Ninguém parecia querer dar uma camisa a alguém que deu uma lição de moral. Mas o líder Charles entregou em mãos uma.
- Eu acredito em você.
Rubro Negro estava de volta. Decidiu que deveria insistir no empresário industrial Francisco Heiner. Era uma chance de atrapalhar os planos de um burguês rico e descobrir porque ele financiaria a construção de um robô para capturá-lo.
Visitando o andar que explodiu, Rubro Negro ouviu o toque de celular. Era sua mãe.
“Não podia ser mais imprópria”.
Ela dizia que sua amiga Tereza havia chegado ao Rio e estava num hotel. De noite, elas iriam sair para jantar e ele deveria levar Cecília, filha de Tereza, para algum entretenimento noturno carioca.
“Que saco”.
Desligando o celular e pondo no módulo silencioso, guardou na mochila. Começou a vasculhar o andar. Quando alguma coisa surgiu de cima, fazendo um buraco no teto. Era ninguém menos que o andróide D-100. Novinho em folha.
- Puta merda!
Rubro Negro não teve reação. Recebeu um chute no rosto que o fez girar o ar, arremessado contra ferrugens de um antigo laboratório de robótica.
- Então tu veio aqui só pra me pegar, né?
O andróide não parecia ser capaz de falar. Sua função era única: matar. Rubro Negro ergueu-se e não teve tempo de fazer nada, além de cruzar os punhos para se defender de um soco de seu adversário.
Aproveitando a proximidade, ele pôs as mãos sobre o peitoral de D-100 e concentrou sua energia. O raio de plasma disparou arremessando D-100 pra fora do prédio. Antes que Rubro Negro pudesse sentir-se aliviado, viu outro andróide entrar no prédio voando.
“Fodeu!”
Era idêntico ao anterior, exceto que no lugar de mãos, este andróide tinha duas bazucas portáteis. Disparou sobre o Rubro Negro uma seqüência de raios lasers. O vigilante mascarado pulou e saltou, mas não conseguiu desviar de todos. Alguns atingiram suas costas e sua perna direita e ele caiu do prédio.
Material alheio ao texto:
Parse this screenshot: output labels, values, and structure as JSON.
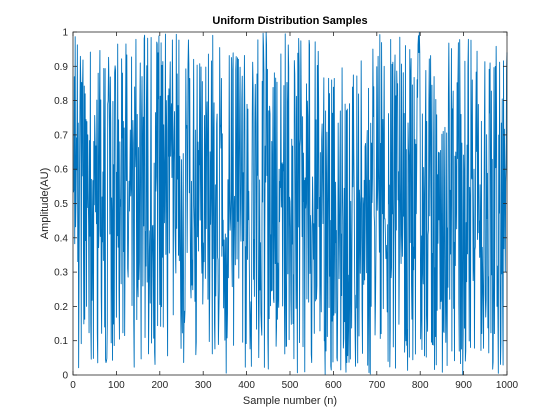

Tentando agarrar-se em alguma coisa que não fosse a lisa superfície do prédio da Empresa Heiner, Rubro Negro pensava se conseguiria regenerar os danos de uma queda de trinta metros. Seu tempo de queda esgotou e ele encontrou o chão com violência. Sua consciência se perdeu antes que ele sentisse seus ossos partidos.
O laboratório criado por Ricardinho para João Barreto recebeu o retorno de D-100 e da mais nova criação: D-1000, um andróide com armadura aperfeiçoada e capacidade de destruição aprimorada. Ambos carregavam Rubro Negro desacordado. João Barreto mostrou os dentes, sorrindo. O primeiro estava ali sob sua mercê. Faltava o estudante Ronaldo e o empresário Francisco Heiner. João Barreto, entretanto, não sabia da ligação entre Ricardinho e o empresário.
Em sua casa, na Barra da Tijuca, Francisco Heiner tomava um drinque, distraído. Fora surpreendido pelo ataque de D-100. Tentou fugir, tentou pegar sua arma, mas era inútil.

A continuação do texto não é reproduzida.